PDF/A is a family of standards (ISO 19005) for long-term archiving. PDF/A documents restrict certain features (e.g. no JavaScript, no external references, embedded fonts required) so that the file remains viewable and predictable for many years. PDF/A-1, PDF/A-2, and PDF/A-3 differ in which PDF features they allow. Regular PDFs can use any feature allowed by ISO 32000 and may not be suitable for strict archival.
Use text extraction (e.g. getTextContent) when the page has native text—content streams with text operators and fonts. Use OCR when the page is (or is effectively) just an image: scanned documents, screenshots, or PDFs where the creator embedded only images. A simple heuristic is to extract text first; if the number of characters per page is below a threshold (e.g. 50), treat the page as image-only and run OCR.

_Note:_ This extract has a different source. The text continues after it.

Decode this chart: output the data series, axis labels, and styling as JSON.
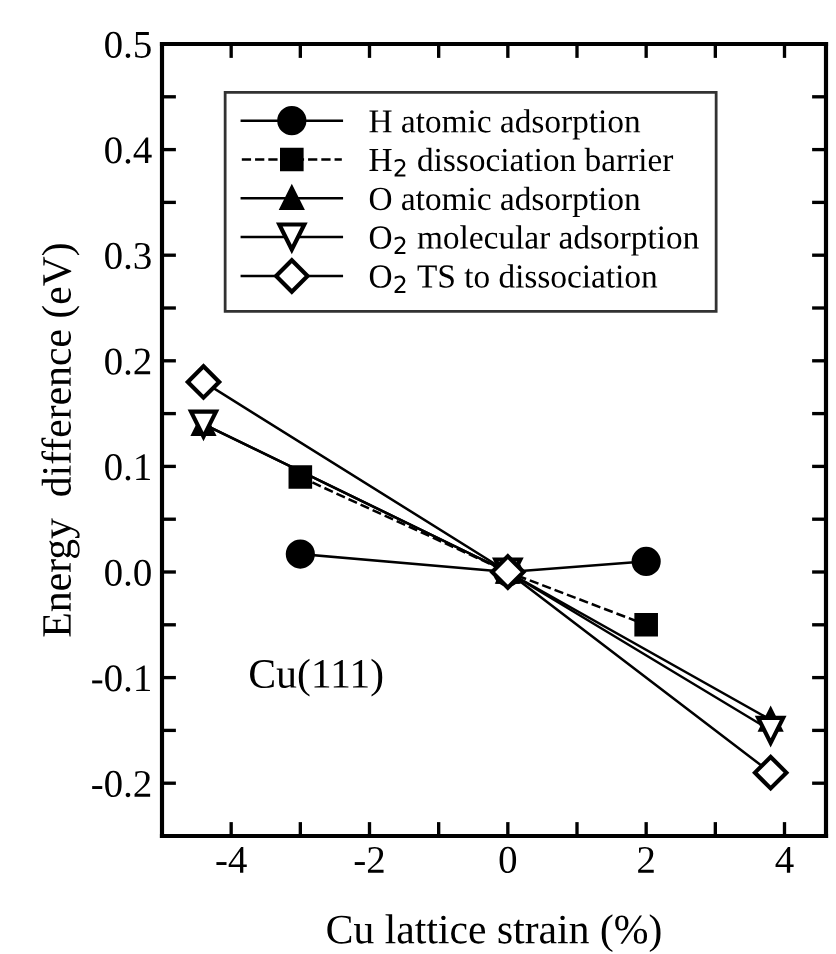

Yes. PDF.js is designed for the browser and is used by Firefox. You can load a PDF from a URL or ArrayBuffer, get pages, and call getTextContent() or render to a canvas. The same library (pdfjs-dist) works in Node.js for server-side parsing. So one codebase can support both environments if you use PDF.js.
Linearization reorders the PDF so that the first page and the objects needed to display it appear near the start of the file. A client can then display page one after downloading only the first chunk of bytes, and fetch the rest on demand. It improves perceived load time for PDFs served over the web. Parsers do not need to treat linearized PDFs differently for correctness; they are still valid PDFs.